[The Iliad by Homer]@TWC D-Link book
The Iliad

BOOK XIII
24/30

O father Jove, you, who they say art above all, both gods and men, in wisdom, and from whom all things that befall us do proceed, how can you thus favour the Trojans--men so proud and overweening, that they are never tired of fighting?
All things pall after a while--sleep, love, sweet song, and stately dance--still these are things of which a man would surely have his fill rather than of battle, whereas it is of battle that the Trojans are insatiate." So saying Menelaus stripped the blood-stained armour from the body of Pisander, and handed it over to his men; then he again ranged himself among those who were in the front of the fight.
Harpalion son of King Pylaemenes then sprang upon him; he had come to fight at Troy along with his father, but he did not go home again.

He struck the middle of Menelaus's shield with his spear but could not pierce it, and to save his life drew back under cover of his men, looking round him on every side lest he should be wounded.

But Meriones aimed a bronze-tipped arrow at him as he was leaving the field, and hit him on the right buttock; the arrow pierced the bone through and through, and penetrated the bladder, so he sat down where he was and breathed his last in the arms of his comrades, stretched like a worm upon the ground and watering the earth with the blood that flowed from his wound.

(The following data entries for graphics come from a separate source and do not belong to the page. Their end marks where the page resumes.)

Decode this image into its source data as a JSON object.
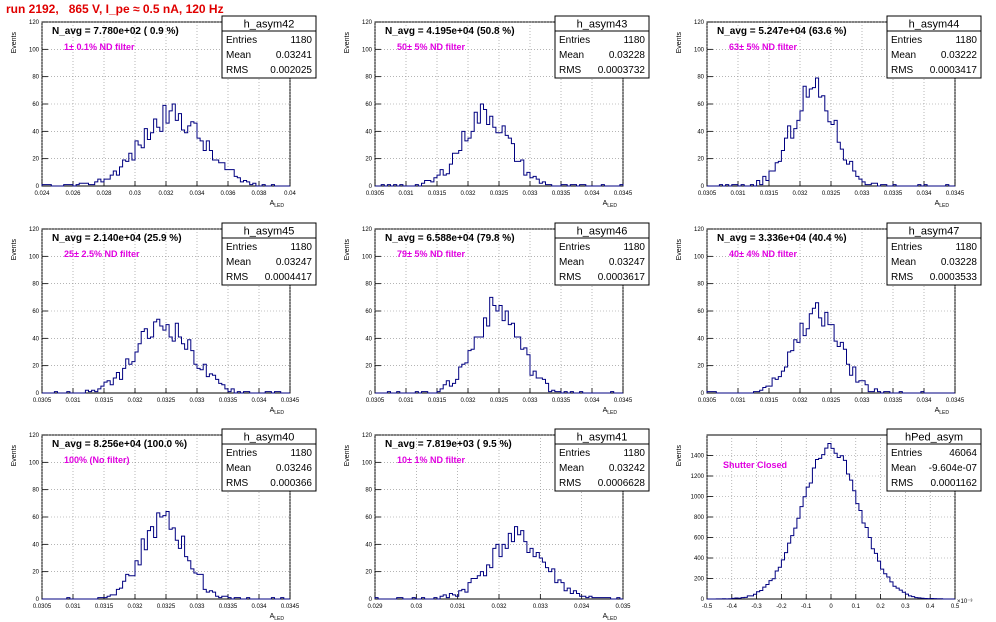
{
  "title": "run 2192,   865 V, I_pe ≈ 0.5 nA, 120 Hz",
  "chart_data": [
    {
      "type": "histogram",
      "name": "h_asym42",
      "navg_label": "N_avg = 7.780e+02 ( 0.9 %)",
      "filter_label": "1± 0.1% ND filter",
      "stats": {
        "entries": "1180",
        "mean": "0.03241",
        "rms": "0.002025"
      },
      "xlim": [
        0.024,
        0.04
      ],
      "ylim": [
        0,
        120
      ],
      "xticks": [
        "0.024",
        "0.026",
        "0.028",
        "0.03",
        "0.032",
        "0.034",
        "0.036",
        "0.038",
        "0.04"
      ],
      "yticks": [
        "0",
        "20",
        "40",
        "60",
        "80",
        "100",
        "120"
      ],
      "xlabel": "A_LED",
      "ylabel": "Events",
      "mean_value": 0.03241,
      "rms_value": 0.002025,
      "peak": 52,
      "seed": 42
    },
    {
      "type": "histogram",
      "name": "h_asym43",
      "navg_label": "N_avg = 4.195e+04 (50.8 %)",
      "filter_label": "50± 5% ND filter",
      "stats": {
        "entries": "1180",
        "mean": "0.03228",
        "rms": "0.0003732"
      },
      "xlim": [
        0.0305,
        0.0345
      ],
      "ylim": [
        0,
        120
      ],
      "xticks": [
        "0.0305",
        "0.031",
        "0.0315",
        "0.032",
        "0.0325",
        "0.033",
        "0.0335",
        "0.034",
        "0.0345"
      ],
      "yticks": [
        "0",
        "20",
        "40",
        "60",
        "80",
        "100",
        "120"
      ],
      "xlabel": "A_LED",
      "ylabel": "Events",
      "mean_value": 0.03228,
      "rms_value": 0.0003732,
      "peak": 53,
      "seed": 43
    },
    {
      "type": "histogram",
      "name": "h_asym44",
      "navg_label": "N_avg = 5.247e+04 (63.6 %)",
      "filter_label": "63± 5% ND filter",
      "stats": {
        "entries": "1180",
        "mean": "0.03222",
        "rms": "0.0003417"
      },
      "xlim": [
        0.0305,
        0.0345
      ],
      "ylim": [
        0,
        120
      ],
      "xticks": [
        "0.0305",
        "0.031",
        "0.0315",
        "0.032",
        "0.0325",
        "0.033",
        "0.0335",
        "0.034",
        "0.0345"
      ],
      "yticks": [
        "0",
        "20",
        "40",
        "60",
        "80",
        "100",
        "120"
      ],
      "xlabel": "A_LED",
      "ylabel": "Events",
      "mean_value": 0.03222,
      "rms_value": 0.0003417,
      "peak": 70,
      "seed": 44
    },
    {
      "type": "histogram",
      "name": "h_asym45",
      "navg_label": "N_avg = 2.140e+04 (25.9 %)",
      "filter_label": "25± 2.5% ND filter",
      "stats": {
        "entries": "1180",
        "mean": "0.03247",
        "rms": "0.0004417"
      },
      "xlim": [
        0.0305,
        0.0345
      ],
      "ylim": [
        0,
        120
      ],
      "xticks": [
        "0.0305",
        "0.031",
        "0.0315",
        "0.032",
        "0.0325",
        "0.033",
        "0.0335",
        "0.034",
        "0.0345"
      ],
      "yticks": [
        "0",
        "20",
        "40",
        "60",
        "80",
        "100",
        "120"
      ],
      "xlabel": "A_LED",
      "ylabel": "Events",
      "mean_value": 0.03247,
      "rms_value": 0.0004417,
      "peak": 50,
      "seed": 45
    },
    {
      "type": "histogram",
      "name": "h_asym46",
      "navg_label": "N_avg = 6.588e+04 (79.8 %)",
      "filter_label": "79± 5% ND filter",
      "stats": {
        "entries": "1180",
        "mean": "0.03247",
        "rms": "0.0003617"
      },
      "xlim": [
        0.0305,
        0.0345
      ],
      "ylim": [
        0,
        120
      ],
      "xticks": [
        "0.0305",
        "0.031",
        "0.0315",
        "0.032",
        "0.0325",
        "0.033",
        "0.0335",
        "0.034",
        "0.0345"
      ],
      "yticks": [
        "0",
        "20",
        "40",
        "60",
        "80",
        "100",
        "120"
      ],
      "xlabel": "A_LED",
      "ylabel": "Events",
      "mean_value": 0.03247,
      "rms_value": 0.0003617,
      "peak": 62,
      "seed": 46
    },
    {
      "type": "histogram",
      "name": "h_asym47",
      "navg_label": "N_avg = 3.336e+04 (40.4 %)",
      "filter_label": "40± 4% ND filter",
      "stats": {
        "entries": "1180",
        "mean": "0.03228",
        "rms": "0.0003533"
      },
      "xlim": [
        0.0305,
        0.0345
      ],
      "ylim": [
        0,
        120
      ],
      "xticks": [
        "0.0305",
        "0.031",
        "0.0315",
        "0.032",
        "0.0325",
        "0.033",
        "0.0335",
        "0.034",
        "0.0345"
      ],
      "yticks": [
        "0",
        "20",
        "40",
        "60",
        "80",
        "100",
        "120"
      ],
      "xlabel": "A_LED",
      "ylabel": "Events",
      "mean_value": 0.03228,
      "rms_value": 0.0003533,
      "peak": 58,
      "seed": 47
    },
    {
      "type": "histogram",
      "name": "h_asym40",
      "navg_label": "N_avg = 8.256e+04 (100.0 %)",
      "filter_label": "100% (No filter)",
      "stats": {
        "entries": "1180",
        "mean": "0.03246",
        "rms": "0.000366"
      },
      "xlim": [
        0.0305,
        0.0345
      ],
      "ylim": [
        0,
        120
      ],
      "xticks": [
        "0.0305",
        "0.031",
        "0.0315",
        "0.032",
        "0.0325",
        "0.033",
        "0.0335",
        "0.034",
        "0.0345"
      ],
      "yticks": [
        "0",
        "20",
        "40",
        "60",
        "80",
        "100",
        "120"
      ],
      "xlabel": "A_LED",
      "ylabel": "Events",
      "mean_value": 0.03246,
      "rms_value": 0.000366,
      "peak": 56,
      "seed": 40
    },
    {
      "type": "histogram",
      "name": "h_asym41",
      "navg_label": "N_avg = 7.819e+03 ( 9.5 %)",
      "filter_label": "10± 1% ND filter",
      "stats": {
        "entries": "1180",
        "mean": "0.03242",
        "rms": "0.0006628"
      },
      "xlim": [
        0.029,
        0.035
      ],
      "ylim": [
        0,
        120
      ],
      "xticks": [
        "0.029",
        "0.03",
        "0.031",
        "0.032",
        "0.033",
        "0.034",
        "0.035"
      ],
      "yticks": [
        "0",
        "20",
        "40",
        "60",
        "80",
        "100",
        "120"
      ],
      "xlabel": "A_LED",
      "ylabel": "Events",
      "mean_value": 0.03242,
      "rms_value": 0.0006628,
      "peak": 44,
      "seed": 41
    },
    {
      "type": "histogram",
      "name": "hPed_asym",
      "navg_label": "",
      "filter_label": "Shutter Closed",
      "stats": {
        "entries": "46064",
        "mean": "-9.604e-07",
        "rms": "0.0001162"
      },
      "xlim": [
        -0.5,
        0.5
      ],
      "ylim": [
        0,
        1600
      ],
      "xticks": [
        "-0.5",
        "-0.4",
        "-0.3",
        "-0.2",
        "-0.1",
        "0",
        "0.1",
        "0.2",
        "0.3",
        "0.4",
        "0.5"
      ],
      "yticks": [
        "0",
        "200",
        "400",
        "600",
        "800",
        "1000",
        "1200",
        "1400"
      ],
      "xlabel": "",
      "ylabel": "Events",
      "x_exponent": "×10⁻³",
      "mean_value": -0.00096,
      "rms_value": 0.1162,
      "peak": 1480,
      "seed": 99
    }
  ]
}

The brave Paphlagonians tended him with all due care; they raised him into his chariot, and bore him sadly off to the city of Troy; his father went also with him weeping bitterly, but there was no ransom that could bring his dead son to life again.
Paris was deeply grieved by the death of Harpalion, who was his host when he went among the Paphlagonians; he aimed an arrow, therefore, in order to avenge him.

Now there was a certain man named Euchenor, son of Polyidus the prophet, a brave man and wealthy, whose home was in Corinth.